Scientists changed two building blocks (valine 208 and histidine 211) in a sheep melatonin receptor to see how they affect melatonin binding and signaling. All the altered receptors still showed up in cells, but they bound melatonin less tightly, and the ones with the histidine change stopped responding to melatonin altogether.

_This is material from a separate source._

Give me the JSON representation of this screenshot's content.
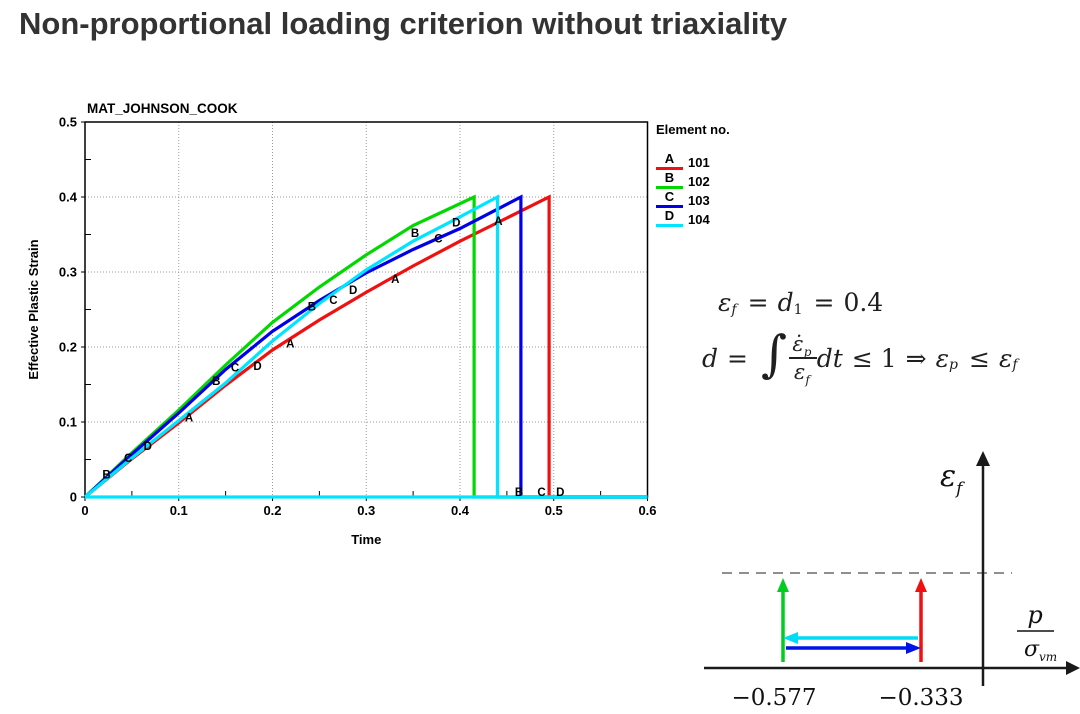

Site-directed mutagenesis was used to study two residues, valine 208 and histidine 211, in transmembrane domain 5 of the ovine Mel1a beta melatonin receptor. A series of 4 mutants were constructed (V208A, V208L, H211F, H211L), and each engineered to contain a FLAG-epitope. Immunocytochemistry demonstrated that all the mutants were expressed in COS-7 cells at levels comparable to the FLAG-epitope tagged wild-type Mel1a beta receptor (approximately 120 fmol/mg protein). Ligand binding revealed however that all mutants had reduced affinities for 2-[125I]-iodomelatonin (Kd wild-type 139 pM, Kd mutants 320 to 989 pM). Competition studies, with a series of melatonin analogues, identified a probable interaction between histidine 211 and the 5-methoxy group of melatonin. The wild-type receptor and both valine 208 mutants displayed a dose-dependent melatonin mediated inhibition of cyclic AMP levels in HEK293 cells, with IC50 values in the same rank-order as their melatonin binding affinities. Both H211F and H211L, however, did not display any melatonin mediated effects and may suggest that histidine 211 is critical for melatonin mediated receptor activation.